Поверь своему отцу, который знает жизнь.Тебе кажется, что каждому встречному и поперечному с первого взгляда ясно, какой ты белый и пушистый, что на тебе перст судьбы, улыбки муз, благословение богов, надежды человечества, лавровый венок и алмазная тиара? Так ничего подобного! Ты — зеленый и необстрелянный, у тебя молоко еще на губах не обсохло, от горшка — два вершка. Ты наивный, как майский жук, свежий, как огурец, молодой, необученный, необкатанный, неопытный, неуклюжий, небритый и небитый. Смотришь на жизнь, как баран на новые ворота, и ветер бродит у тебя в голове.
Вот уйдешь из-под крыла, вылетишь из гнезда, свалишься с небес на землю и увидишь, как тебя будут толочь в ступе, тереть об асфальт, гонять, как сидорову козу, вздрючивать, жучить, щучить, выбивать из тебя дурь, сгибать в бараний рог и в подкову, шерстить, варить в щелоках, протаскивать сквозь огонь, воду и медные канализационные трубы, топтать надежды, выбивать бубну и душить прекрасные порывы. Готовься к настоящей жизни! Впереди у тебя — серые будни, оторванные годы, ночи без просвета, дым без огня, Пьер без ухов, глас без послушания и... и… — отец перевел дух.
—... и язык без костей, — добавила мама. — Люди всегда готовы обвести вокруг пальца наивного дурачка, как ты: всучить кота в мешке и журавля в небе, подсунуть свинью, надуть, объегорить, облапошить, обделить, надурить, прокатиться нашару, воспользоваться твоей неопытностью и добротой, нажухать, сдать крапленые карты, заломить цену, содрать три шкуры, снять пенки, слизнуть сливки, наврать с три короба, насочинять сорок бочек арестантов, обобрать и подогреть...
— Подобрать и обогреть?
— Нет, наоборот, напоить до бесчувствия, заговорить до полусмерти, усыпить бдительность. Ты уши не затыкай, мы все равно до тебя докричимся, достучимся, добьемся… — мать перевела дыхание, и опять вступил отец:
— Мы с тобой так откровенно говорим не для того, чтоб тебе морочить голову, капать на мозги, действовать на нервы и мотать душу, а чтоб поделиться бесценным жизненным опытом, который собирали по крохам, золотникам, по зернам, каплям и крупицам, и зарабатывали собственным горбом, кровью и потом, тяжким трудом и мозолистыми руками. Конечно, в свои девятнадцать ты думаешь, что ты стреляный воробей, тертый калач, пуганая ворона, умная Эльза, храбрый портняжка, премудрый пескарь, хитрый змий, и швец, и жнец, и на дуде игрец. Помню, сам был такой в этом возрасте. Но послушай родителей... — он еще возвысил голос.

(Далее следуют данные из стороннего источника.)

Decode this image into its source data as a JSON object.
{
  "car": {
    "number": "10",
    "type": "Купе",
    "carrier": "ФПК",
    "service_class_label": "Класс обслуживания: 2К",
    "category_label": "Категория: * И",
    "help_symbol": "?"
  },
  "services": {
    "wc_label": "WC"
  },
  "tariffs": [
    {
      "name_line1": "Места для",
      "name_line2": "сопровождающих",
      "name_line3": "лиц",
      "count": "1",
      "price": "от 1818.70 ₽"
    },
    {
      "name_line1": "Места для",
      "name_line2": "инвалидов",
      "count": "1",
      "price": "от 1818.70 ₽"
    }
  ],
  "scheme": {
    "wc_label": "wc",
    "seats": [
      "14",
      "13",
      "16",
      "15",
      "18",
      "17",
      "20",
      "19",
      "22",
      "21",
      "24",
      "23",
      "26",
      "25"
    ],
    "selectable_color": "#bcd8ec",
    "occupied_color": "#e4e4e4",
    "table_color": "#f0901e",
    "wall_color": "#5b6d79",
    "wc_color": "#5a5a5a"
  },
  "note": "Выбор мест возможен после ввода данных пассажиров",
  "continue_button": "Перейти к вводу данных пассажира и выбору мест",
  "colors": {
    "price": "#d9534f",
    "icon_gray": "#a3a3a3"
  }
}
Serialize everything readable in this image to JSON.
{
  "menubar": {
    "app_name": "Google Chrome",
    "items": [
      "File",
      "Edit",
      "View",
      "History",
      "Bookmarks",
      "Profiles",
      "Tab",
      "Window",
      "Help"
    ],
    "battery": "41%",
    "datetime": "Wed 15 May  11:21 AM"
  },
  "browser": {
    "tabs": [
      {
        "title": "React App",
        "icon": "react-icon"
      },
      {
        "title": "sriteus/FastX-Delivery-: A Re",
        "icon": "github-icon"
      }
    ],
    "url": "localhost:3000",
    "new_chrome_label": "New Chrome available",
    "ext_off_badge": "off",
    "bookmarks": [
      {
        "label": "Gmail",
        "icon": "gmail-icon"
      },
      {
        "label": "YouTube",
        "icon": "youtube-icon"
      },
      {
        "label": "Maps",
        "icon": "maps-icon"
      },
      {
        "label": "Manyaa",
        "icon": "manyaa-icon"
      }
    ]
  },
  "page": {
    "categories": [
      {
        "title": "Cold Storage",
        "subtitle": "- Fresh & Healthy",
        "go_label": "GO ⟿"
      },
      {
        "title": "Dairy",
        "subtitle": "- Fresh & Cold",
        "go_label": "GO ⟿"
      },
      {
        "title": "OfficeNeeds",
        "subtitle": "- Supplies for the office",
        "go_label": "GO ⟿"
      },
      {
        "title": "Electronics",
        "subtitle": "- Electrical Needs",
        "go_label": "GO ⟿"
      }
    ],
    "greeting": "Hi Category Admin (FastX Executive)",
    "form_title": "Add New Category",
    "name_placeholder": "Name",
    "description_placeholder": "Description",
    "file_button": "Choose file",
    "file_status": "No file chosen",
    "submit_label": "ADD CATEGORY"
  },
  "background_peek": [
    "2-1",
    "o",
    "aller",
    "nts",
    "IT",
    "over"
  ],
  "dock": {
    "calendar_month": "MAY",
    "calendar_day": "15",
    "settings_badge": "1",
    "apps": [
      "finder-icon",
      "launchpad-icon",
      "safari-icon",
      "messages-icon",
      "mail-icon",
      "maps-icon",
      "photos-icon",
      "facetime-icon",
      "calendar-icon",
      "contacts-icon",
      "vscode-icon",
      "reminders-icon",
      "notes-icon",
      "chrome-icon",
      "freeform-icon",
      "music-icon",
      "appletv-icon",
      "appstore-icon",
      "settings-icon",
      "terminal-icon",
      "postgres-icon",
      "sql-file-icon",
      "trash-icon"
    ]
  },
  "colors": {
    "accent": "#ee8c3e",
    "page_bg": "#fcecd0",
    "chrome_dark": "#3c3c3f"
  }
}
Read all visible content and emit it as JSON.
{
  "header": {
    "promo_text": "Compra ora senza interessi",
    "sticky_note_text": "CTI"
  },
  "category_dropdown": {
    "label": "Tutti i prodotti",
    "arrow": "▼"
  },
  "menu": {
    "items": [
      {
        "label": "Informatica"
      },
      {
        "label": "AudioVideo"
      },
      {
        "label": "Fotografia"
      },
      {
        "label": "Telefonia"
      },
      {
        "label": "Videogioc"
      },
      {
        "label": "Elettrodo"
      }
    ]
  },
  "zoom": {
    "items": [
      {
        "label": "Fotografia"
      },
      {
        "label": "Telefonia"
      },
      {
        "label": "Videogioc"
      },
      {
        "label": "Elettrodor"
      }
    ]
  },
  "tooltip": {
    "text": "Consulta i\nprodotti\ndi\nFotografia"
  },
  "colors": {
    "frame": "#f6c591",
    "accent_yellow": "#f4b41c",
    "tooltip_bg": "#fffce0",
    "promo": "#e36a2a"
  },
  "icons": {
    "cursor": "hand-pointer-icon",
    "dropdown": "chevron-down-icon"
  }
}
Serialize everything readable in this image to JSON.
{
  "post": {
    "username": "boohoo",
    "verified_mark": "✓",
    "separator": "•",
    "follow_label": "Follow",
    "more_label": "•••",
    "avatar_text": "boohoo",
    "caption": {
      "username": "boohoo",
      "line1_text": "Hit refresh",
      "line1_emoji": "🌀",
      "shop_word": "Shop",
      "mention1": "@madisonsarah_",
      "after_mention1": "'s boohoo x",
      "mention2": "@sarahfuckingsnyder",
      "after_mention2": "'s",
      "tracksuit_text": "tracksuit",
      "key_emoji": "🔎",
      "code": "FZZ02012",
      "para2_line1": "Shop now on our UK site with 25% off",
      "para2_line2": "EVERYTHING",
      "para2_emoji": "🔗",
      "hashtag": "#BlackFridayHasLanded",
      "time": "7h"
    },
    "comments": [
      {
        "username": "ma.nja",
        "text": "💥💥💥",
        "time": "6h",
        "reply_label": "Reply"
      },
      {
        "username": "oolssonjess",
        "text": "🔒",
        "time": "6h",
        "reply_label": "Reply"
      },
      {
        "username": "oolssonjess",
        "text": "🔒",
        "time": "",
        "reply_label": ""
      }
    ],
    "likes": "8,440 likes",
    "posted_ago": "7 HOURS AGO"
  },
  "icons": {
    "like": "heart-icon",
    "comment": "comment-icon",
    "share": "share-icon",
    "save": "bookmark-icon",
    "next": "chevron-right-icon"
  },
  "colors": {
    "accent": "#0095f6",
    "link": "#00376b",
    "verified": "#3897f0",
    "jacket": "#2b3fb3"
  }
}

Сын вежливо кивнул, сдвинул на затылок наушники и выключил портативный радиоприемник:
— Очень интересно, Дэд, но я не все понял. Скажи по-английски... Мам, я могу иметь один больше чашку кофе? (Он старательно и медленно выговаривал слова, будто косноязычный, обращающийся к глухим.) Я есть столько голодный, могу слопать лошадя.
Родители беспомощно переглянулись. Мать вздохнула, налила кофе и подвинула бутерброды.
Отец откашлялся, поднял палец и важно произнес, тоже очень медленно, подбирая слова:
— Take care, son! Life is… is… was… (Будь осторожен, сын. Жизнь это...) Life is tough… (Жизнь сложна...) и как это?
— ...and difficult! (... и трудная!) — добавила мама. — We love you. (Мы тебя любим.)
— Да, love you, — повторил отец как слабое эхо.
— O'К! I love you too, (Я вас тоже люблю,) — согласился сын и опять надел наушники.